Deploying real-time analytics can help pharmaceutical companies define targeted engagement plans and develop insights from field interactions
This is the second in a three-part perspective on the modernization of medical affairs through applications of artificial intelligence and machine learning to drive decisions and outcomes. Part one, “AI to Align Field Engagements With Strategy in Medical Affairs,” can be found here.
The spotlight in the pharmaceutical industry is on cultivating and enhancing superior medical affairs (MA) and field teams. Their value is increasingly recognized as a critical part of successful drug launches. Because of that, it is also an area where attention is being drawn on how to evaluate and enhance team performance.
The MA role is evolving from disease and product specialists to curators and connectors of outcomes-focused information. For these teams to have an even greater impact on the healthcare ecosystem, they must be able to measure the impact and ROI of their activities.
What does success look like for Medical Science Liaisons (MSLs) performing well? How do you measure it? And how can you make corrections and see greater ROI? How can you track the ROI of MSLs, Key Opinion Leaders (KOLs), and Thought Leader Liaisons (TLLs) in the first place?
Today and in the future, MA teams will be looked at to: 1) lead rapid-cycle integrated evidence generation, 2) clearly articulate clinical and economic value with partners, 3) educate and inform physicians for improved patient decision making with effective engagement, and 4) provide strategic medical direction to the organization.
In order to do all of that well, you must be able to measure outcomes, determine value of engagements, enhance transparency between members, and align activities so that they meet strategic objectives.
This is why MA teams need to get serious about understanding and incorporating AI into their business processes. AI can be used to measure outcomes, improve decision-making, and reveal previously hidden impact insights.
If you are a leader or employee on an MA team, it won’t surprise you to learn that most of your colleagues in the industry would say that capturing and measuring the value of interactions and engagements with KOLs is one of their most intractable, enduring problems.
These are the conversations that happen in the halls of conferences, during weekly team meetings, in performance review conversations, and in many a frustrated instant message.
How are teams doing this now? And what would a better way look like?
Most teams currently operate on purely qualitative beliefs and assumptions. They go about their day-to-day work lives and form individual value judgements on how important an interaction is with a particular KOL, or how impactful a presence at a specific conference is, or a media source, or online influencer. These value judgements often have more to do with an individual’s experience during an interaction as opposed to the outcomes of that interaction.
This is not an indictment of MA team members and leaders, but rather an acknowledgment of the fact that until now it has been difficult to tie outcomes and performance to personal interactions. If you believe that a conference is valuable or a particular KOL is adding considerable value, how do you prove that other than a feeling?

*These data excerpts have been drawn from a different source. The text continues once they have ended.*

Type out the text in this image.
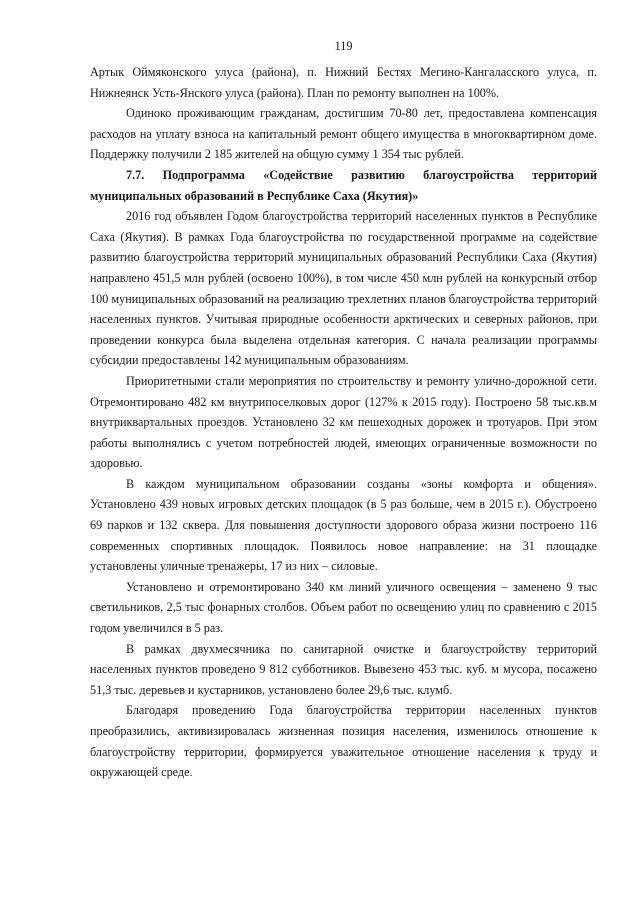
119

Артык Оймяконского улуса (района), п. Нижний Бестях Мегино-Кангаласского улуса, п. Нижнеянск Усть-Янского улуса (района). План по ремонту выполнен на 100%.

Одиноко проживающим гражданам, достигшим 70-80 лет, предоставлена компенсация расходов на уплату взноса на капитальный ремонт общего имущества в многоквартирном доме. Поддержку получили 2 185 жителей на общую сумму 1 354 тыс рублей.

7.7. Подпрограмма «Содействие развитию благоустройства территорий муниципальных образований в Республике Саха (Якутия)»

2016 год объявлен Годом благоустройства территорий населенных пунктов в Республике Саха (Якутия). В рамках Года благоустройства по государственной программе на содействие развитию благоустройства территорий муниципальных образований Республики Саха (Якутия) направлено 451,5 млн рублей (освоено 100%), в том числе 450 млн рублей на конкурсный отбор 100 муниципальных образований на реализацию трехлетних планов благоустройства территорий населенных пунктов. Учитывая природные особенности арктических и северных районов, при проведении конкурса была выделена отдельная категория. С начала реализации программы субсидии предоставлены 142 муниципальным образованиям.

Приоритетными стали мероприятия по строительству и ремонту улично-дорожной сети. Отремонтировано 482 км внутрипоселковых дорог (127% к 2015 году). Построено 58 тыс.кв.м внутриквартальных проездов. Установлено 32 км пешеходных дорожек и тротуаров. При этом работы выполнялись с учетом потребностей людей, имеющих ограниченные возможности по здоровью.

В каждом муниципальном образовании созданы «зоны комфорта и общения». Установлено 439 новых игровых детских площадок (в 5 раз больше, чем в 2015 г.). Обустроено 69 парков и 132 сквера. Для повышения доступности здорового образа жизни построено 116 современных спортивных площадок. Появилось новое направление: на 31 площадке установлены уличные тренажеры, 17 из них – силовые.

Установлено и отремонтировано 340 км линий уличного освещения – заменено 9 тыс светильников, 2,5 тыс фонарных столбов. Объем работ по освещению улиц по сравнению с 2015 годом увеличился в 5 раз.

В рамках двухмесячника по санитарной очистке и благоустройству территорий населенных пунктов проведено 9 812 субботников. Вывезено 453 тыс. куб. м мусора, посажено 51,3 тыс. деревьев и кустарников, установлено более 29,6 тыс. клумб.

Благодаря проведению Года благоустройства территории населенных пунктов преобразились, активизировалась жизненная позиция населения, изменилось отношение к благоустройству территории, формируется уважительное отношение населения к труду и окружающей среде.
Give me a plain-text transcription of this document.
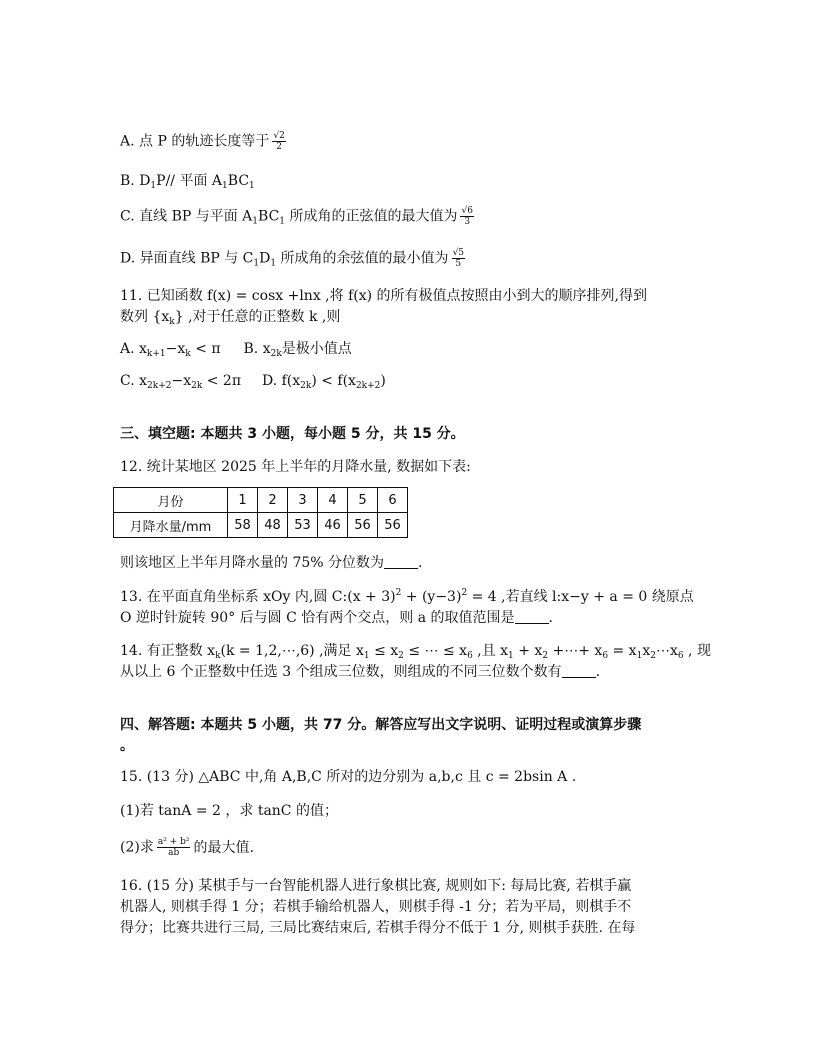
A. 点 P 的轨迹长度等于 $\frac{√2}{2}$
B. $D_1P//$ 平面 $A_1BC_1$
C. 直线 BP 与平面 $A_1BC_1$ 所成角的正弦值的最大值为 $\frac{√6}{3}$
D. 异面直线 BP 与 $C_1D_1$ 所成角的余弦值的最小值为 $\frac{√5}{5}$
11. 已知函数 f(x) = cosx +lnx ,将 f(x) 的所有极值点按照由小到大的顺序排列,得到
数列 $\{x_k\}$ ,对于任意的正整数 k ,则
A. $x_{k+1}-x_k < \pi$ B. $x_{2k}$是极小值点
C. $x_{2k+2}-x_{2k} < 2\pi$ D. $f(x_{2k}) < f(x_{2k+2})$
三、填空题: 本题共 3 小题，每小题 5 分，共 15 分。
12. 统计某地区 2025 年上半年的月降水量, 数据如下表:
月份	1	2	3	4	5	6
月降水量/mm	58	48	53	46	56	56
则该地区上半年月降水量的 75% 分位数为 .
13. 在平面直角坐标系 xOy 内,圆 C:(x + $3)^2 + (y-3)^2 = 4$ ,若直线 l:x−y + a = 0 绕原点
O 逆时针旋转 90° 后与圆 C 恰有两个交点，则 a 的取值范围是 .
14. 有正整数 $x_k(k$ = 1,2,⋯,6) ,满足 $x_1 \le x_2$ ≤ ⋯ ≤ $x_6$ ,且 $x_1 + x_2$ +⋯+ $x_6$ = $x_1x_2\cdots x_6$ , 现
从以上 6 个正整数中任选 3 个组成三位数，则组成的不同三位数个数有 .
四、解答题: 本题共 5 小题，共 77 分。解答应写出文字说明、证明过程或演算步骤
。
15. (13 分) △ABC 中,角 A,B,C 所对的边分别为 a,b,c 且 c = 2bsin A .
(1)若 tanA = 2 ，求 tanC 的值；
(2)求 $\frac{\text{a² + b²}}{ab}$ 的最大值.
16. (15 分) 某棋手与一台智能机器人进行象棋比赛, 规则如下: 每局比赛, 若棋手赢
机器人, 则棋手得 1 分；若棋手输给机器人，则棋手得 -1 分；若为平局，则棋手不
得分；比赛共进行三局, 三局比赛结束后, 若棋手得分不低于 1 分, 则棋手获胜. 在每
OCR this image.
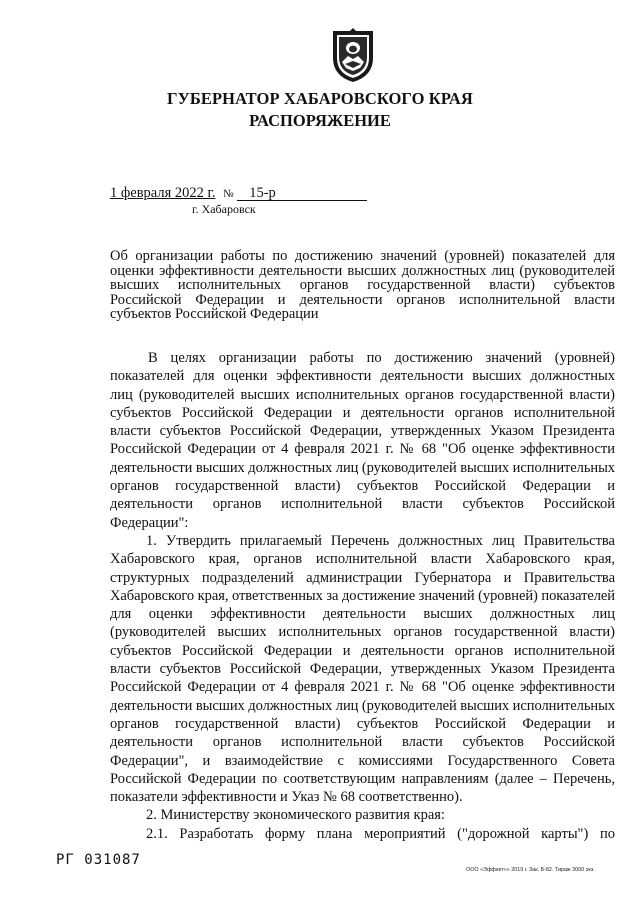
ГУБЕРНАТОР ХАБАРОВСКОГО КРАЯ
РАСПОРЯЖЕНИЕ
1 февраля 2022 г. № 15-р
г. Хабаровск
Об организации работы по достижению значений (уровней) показателей для
оценки эффективности деятельности высших должностных лиц (руководителей
высших исполнительных органов государственной власти) субъектов
Российской Федерации и деятельности органов исполнительной власти
субъектов Российской Федерации
В целях организации работы по достижению значений (уровней)
показателей для оценки эффективности деятельности высших должностных
лиц (руководителей высших исполнительных органов государственной власти)
субъектов Российской Федерации и деятельности органов исполнительной
власти субъектов Российской Федерации, утвержденных Указом Президента
Российской Федерации от 4 февраля 2021 г. № 68 "Об оценке эффективности
деятельности высших должностных лиц (руководителей высших исполнительных
органов государственной власти) субъектов Российской Федерации и
деятельности органов исполнительной власти субъектов Российской
Федерации":
1. Утвердить прилагаемый Перечень должностных лиц Правительства
Хабаровского края, органов исполнительной власти Хабаровского края,
структурных подразделений администрации Губернатора и Правительства
Хабаровского края, ответственных за достижение значений (уровней) показателей
для оценки эффективности деятельности высших должностных лиц
(руководителей высших исполнительных органов государственной власти)
субъектов Российской Федерации и деятельности органов исполнительной
власти субъектов Российской Федерации, утвержденных Указом Президента
Российской Федерации от 4 февраля 2021 г. № 68 "Об оценке эффективности
деятельности высших должностных лиц (руководителей высших исполнительных
органов государственной власти) субъектов Российской Федерации и
деятельности органов исполнительной власти субъектов Российской
Федерации", и взаимодействие с комиссиями Государственного Совета
Российской Федерации по соответствующим направлениям (далее – Перечень,
показатели эффективности и Указ № 68 соответственно).
2. Министерству экономического развития края:
2.1. Разработать форму плана мероприятий ("дорожной карты") по
РГ 031087
ООО «Эффект»» 2019 г. Зак. Б-82. Тираж 3000 экз.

Instead of relying on individual beliefs, you can use AI technology to objectively assess behaviors and outcomes. Platforms exist today providing the ability to aggregate KOL behaviors in a single profile, making it much easier to track their individual activity: What speaking engagements have they had? What content are the publishing on social media? What research are they doing or interested in doing?

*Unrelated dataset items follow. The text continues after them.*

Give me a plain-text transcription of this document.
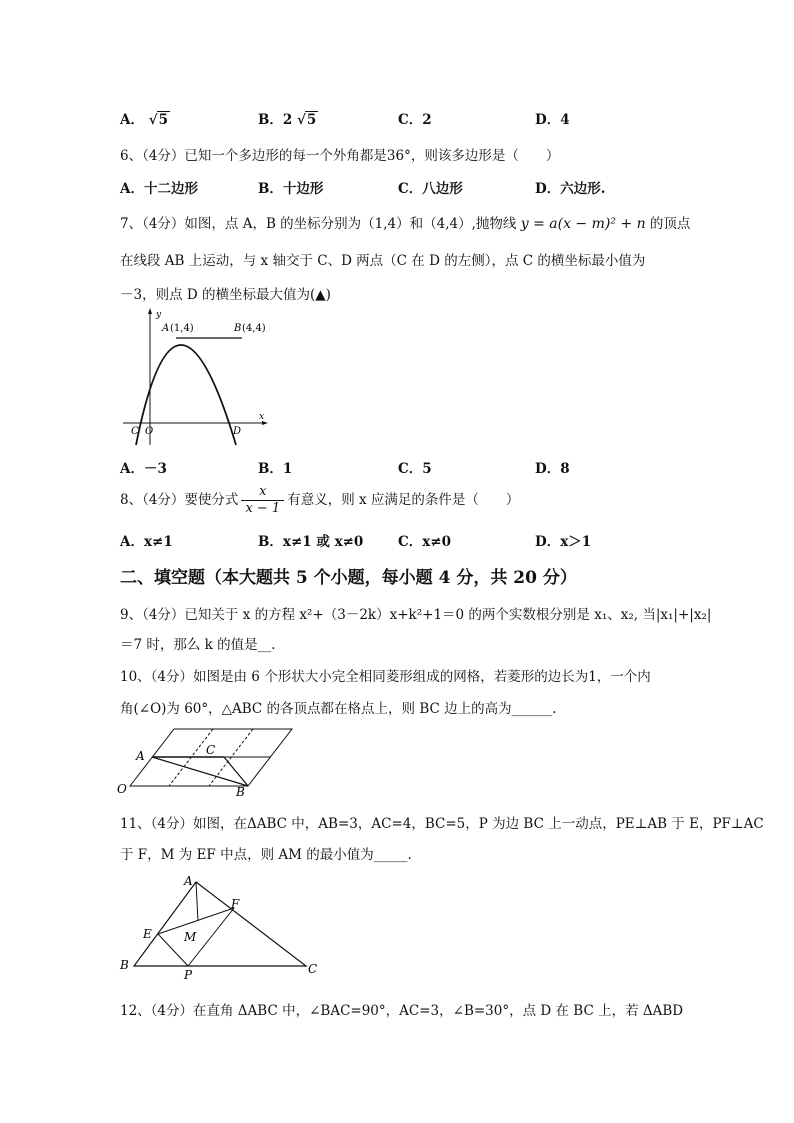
A． √5	B．2 √5	C．2	D．4
6、（4分）已知一个多边形的每一个外角都是36°，则该多边形是（　　）
A．十二边形	B．十边形	C．八边形	D．六边形.
7、（4分）如图，点 A，B 的坐标分别为（1,4）和（4,4）,抛物线 y = a(x − m)² + n 的顶点
在线段 AB 上运动，与 x 轴交于 C、D 两点（C 在 D 的左侧），点 C 的横坐标最小值为
－3，则点 D 的横坐标最大值为(▲)
y
x
A (1,4)	B (4,4)
C O	D
A．－3	B．1	C．5	D．8
8、（4分）要使分式 $\frac{x}{x - 1}$ 有意义，则 x 应满足的条件是（　　）
A．x≠1	B．x≠1 或 x≠0	C．x≠0	D．x＞1
二、填空题（本大题共 5 个小题，每小题 4 分，共 20 分）
9、（4分）已知关于 x 的方程 x²+（3－2k）x+k²+1＝0 的两个实数根分别是 x₁、x₂, 当|x₁|+|x₂|
＝7 时，那么 k 的值是__.
10、（4分）如图是由 6 个形状大小完全相同菱形组成的网格，若菱形的边长为1，一个内
角(∠O)为 60°，△ABC 的各顶点都在格点上，则 BC 边上的高为______.
A	C
O	B
11、（4分）如图，在ΔABC 中，AB=3，AC=4，BC=5，P 为边 BC 上一动点，PE⊥AB 于 E，PF⊥AC
于 F，M 为 EF 中点，则 AM 的最小值为_____.
A
F
E	M
B
P	C
12、（4分）在直角 ΔABC 中，∠BAC=90°，AC=3，∠B=30°，点 D 在 BC 上，若 ΔABD
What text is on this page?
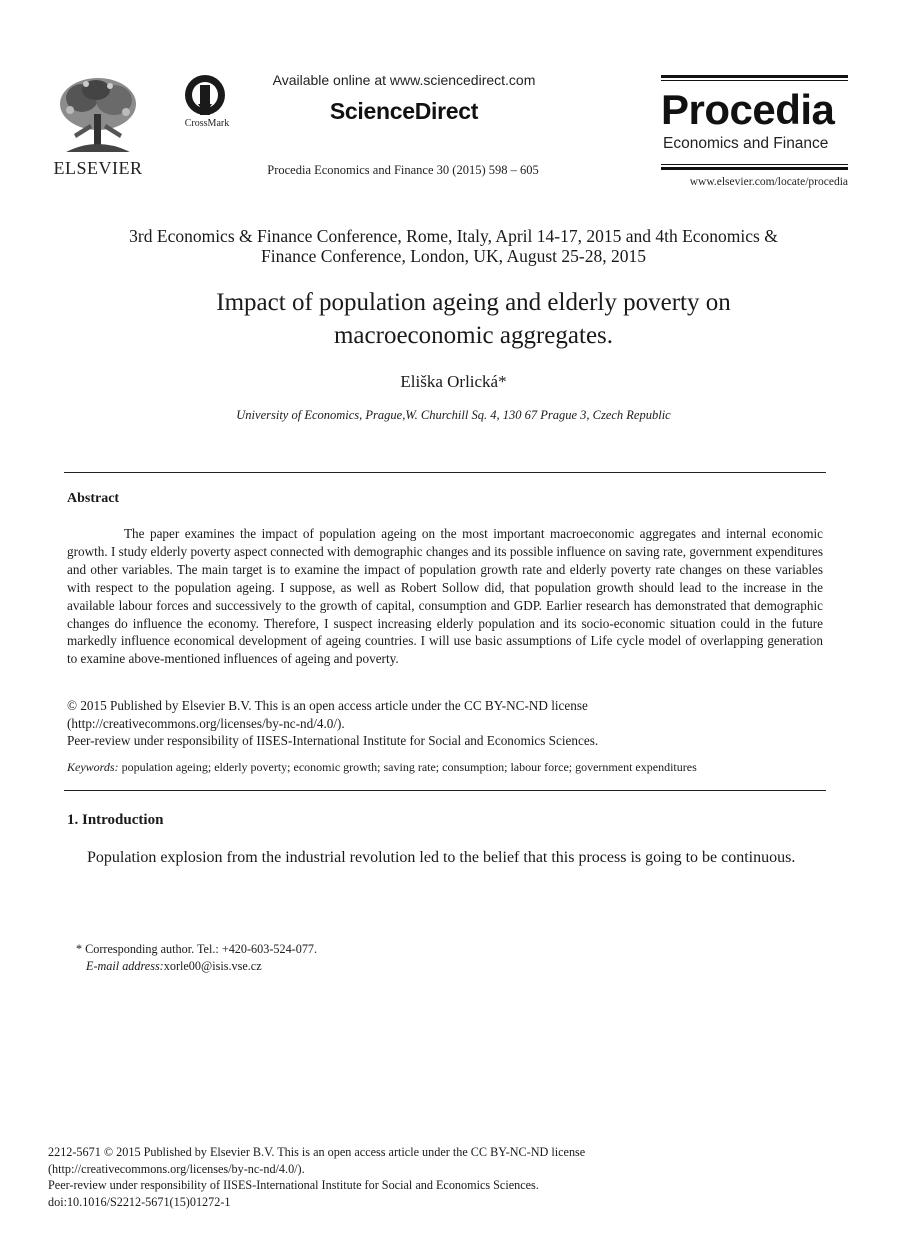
ELSEVIER
CrossMark
Available online at www.sciencedirect.com
ScienceDirect
Procedia Economics and Finance 30 (2015) 598 – 605
Procedia
Economics and Finance
www.elsevier.com/locate/procedia
3rd Economics & Finance Conference, Rome, Italy, April 14-17, 2015 and 4th Economics &
Finance Conference, London, UK, August 25-28, 2015
Impact of population ageing and elderly poverty on
macroeconomic aggregates.
Eliška Orlická*
University of Economics, Prague,W. Churchill Sq. 4, 130 67 Prague 3, Czech Republic
Abstract
The paper examines the impact of population ageing on the most important macroeconomic aggregates and internal economic growth. I study elderly poverty aspect connected with demographic changes and its possible influence on saving rate, government expenditures and other variables. The main target is to examine the impact of population growth rate and elderly poverty rate changes on these variables with respect to the population ageing. I suppose, as well as Robert Sollow did, that population growth should lead to the increase in the available labour forces and successively to the growth of capital, consumption and GDP. Earlier research has demonstrated that demographic changes do influence the economy. Therefore, I suspect increasing elderly population and its socio-economic situation could in the future markedly influence economical development of ageing countries. I will use basic assumptions of Life cycle model of overlapping generation to examine above-mentioned influences of ageing and poverty.
© 2015 Published by Elsevier B.V. This is an open access article under the CC BY-NC-ND license
(http://creativecommons.org/licenses/by-nc-nd/4.0/).
Peer-review under responsibility of IISES-International Institute for Social and Economics Sciences.
Keywords: population ageing; elderly poverty; economic growth; saving rate; consumption; labour force; government expenditures
1. Introduction
Population explosion from the industrial revolution led to the belief that this process is going to be continuous.
* Corresponding author. Tel.: +420-603-524-077.
E-mail address:xorle00@isis.vse.cz
2212-5671 © 2015 Published by Elsevier B.V. This is an open access article under the CC BY-NC-ND license
(http://creativecommons.org/licenses/by-nc-nd/4.0/).
Peer-review under responsibility of IISES-International Institute for Social and Economics Sciences.
doi:10.1016/S2212-5671(15)01272-1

By reviewing the behaviors of KOLs seamlessly aggregated in one operating platform, it makes it much simpler to identify how specific interactions with the MA team lead – or don’t lead – to desired behavior outcomes.

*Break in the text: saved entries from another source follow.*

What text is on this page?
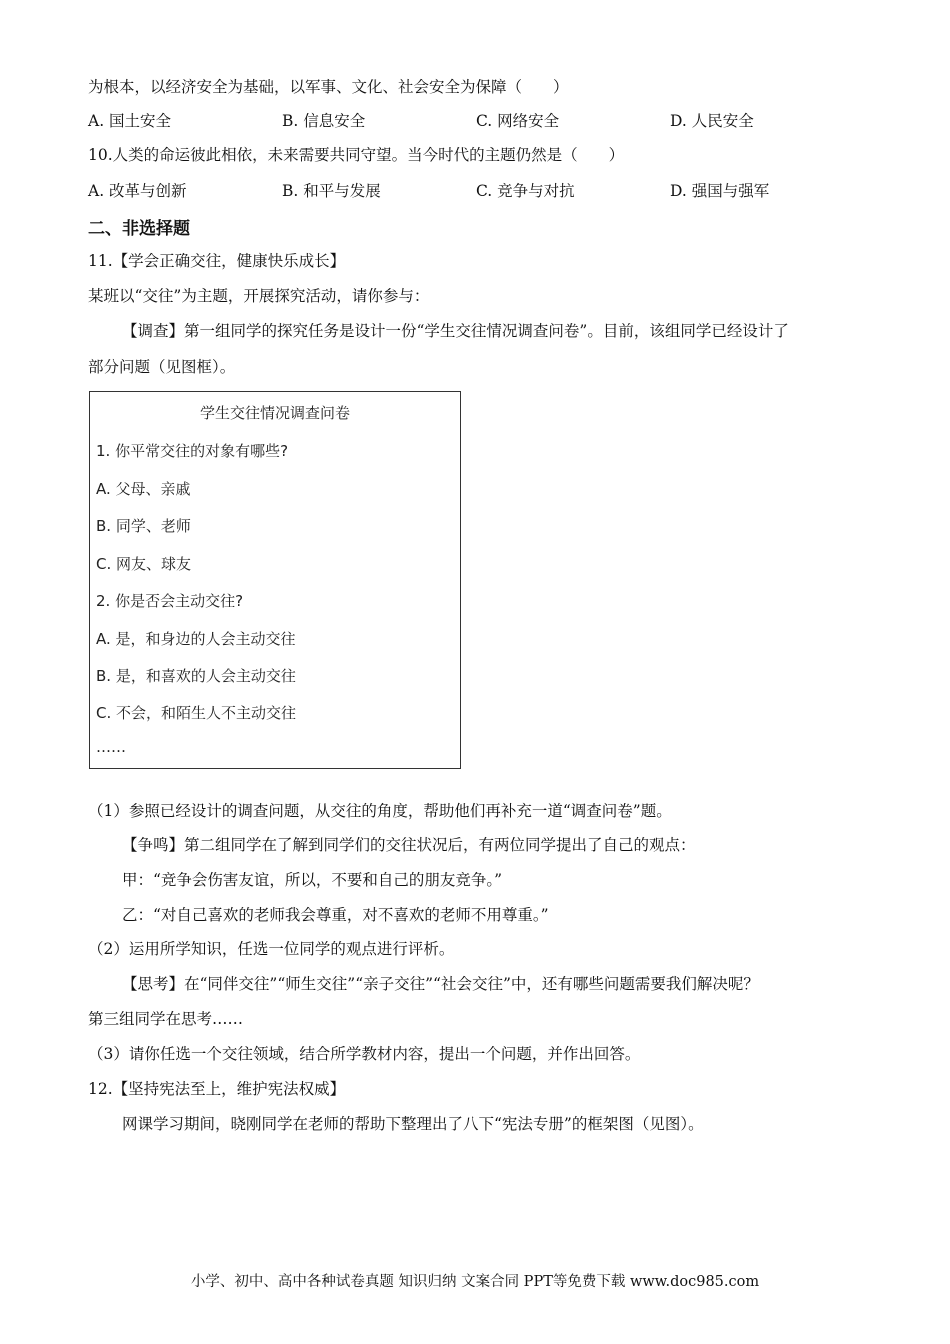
为根本，以经济安全为基础，以军事、文化、社会安全为保障（　　）
A. 国土安全	B. 信息安全	C. 网络安全	D. 人民安全
10.人类的命运彼此相依，未来需要共同守望。当今时代的主题仍然是（　　）
A. 改革与创新	B. 和平与发展	C. 竞争与对抗	D. 强国与强军
二、非选择题
11.【学会正确交往，健康快乐成长】
某班以“交往”为主题，开展探究活动，请你参与：
【调查】第一组同学的探究任务是设计一份“学生交往情况调查问卷”。目前，该组同学已经设计了
部分问题（见图框）。
学生交往情况调查问卷
1. 你平常交往的对象有哪些?
A. 父母、亲戚
B. 同学、老师
C. 网友、球友
2. 你是否会主动交往?
A. 是，和身边的人会主动交往
B. 是，和喜欢的人会主动交往
C. 不会，和陌生人不主动交往
……
（1）参照已经设计的调查问题，从交往的角度，帮助他们再补充一道“调查问卷”题。
【争鸣】第二组同学在了解到同学们的交往状况后，有两位同学提出了自己的观点：
甲：“竞争会伤害友谊，所以，不要和自己的朋友竞争。”
乙：“对自己喜欢的老师我会尊重，对不喜欢的老师不用尊重。”
（2）运用所学知识，任选一位同学的观点进行评析。
【思考】在“同伴交往”“师生交往”“亲子交往”“社会交往”中，还有哪些问题需要我们解决呢？
第三组同学在思考……
（3）请你任选一个交往领域，结合所学教材内容，提出一个问题，并作出回答。
12.【坚持宪法至上，维护宪法权威】
网课学习期间，晓刚同学在老师的帮助下整理出了八下“宪法专册”的框架图（见图）。
小学、初中、高中各种试卷真题 知识归纳 文案合同 PPT等免费下载 www.doc985.com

Instead of assuming that a meeting with a KOL was highly effective, you can review that individual’s activities after the fact to see if his or her behavior actually changed. If not, it gives you an opportunity to go back to that KOL to find out more, giving MA teams the chance to clarify information or perhaps ultimately determine that a particular KOL may no longer be a good fit for the drug’s lifecycle needs.
We know that the role of MA teams is evolving from product and disease specialists to curators and communicators of outcomes-based information. In order to meet the demands of this rapid evolution, MA teams need to be equipped with the right information at their fingertips. How are their activities and engagements really moving the needle instead of just guessing at half of the equation?
Among the changing aspects of the function of MA teams is that they must be effective scientific advocates and communicators. If that is to be a performance objective, then there needs to be more effective ways to measure the outcomes of that activity.
Measuring that effectiveness means being able to assess how people are discussing a drug or disease online, how many prescriptions are being made, the scientific narrative, and considering if there are improvements to access or meeting unmet medical needs.
Data analytics and machine learning algorithms make it possible to intake and process a flow of disparate external data sources, including prescription data, research journals, social media accounts, web search traffic, etc.
It’s possible to get a clearer, more accurate picture of the value and ROI of a team’s activities by understanding to what extent the MA team member’s actions are resulting in desired, changing behavior in external metrics.
For MA teams, measuring outcomes and the value of their activities is one of the most pressing questions they face today. Leveraging new technologies to measure outcomes and bolster performance will empower organizations to become more agile and responsive to an evolving market.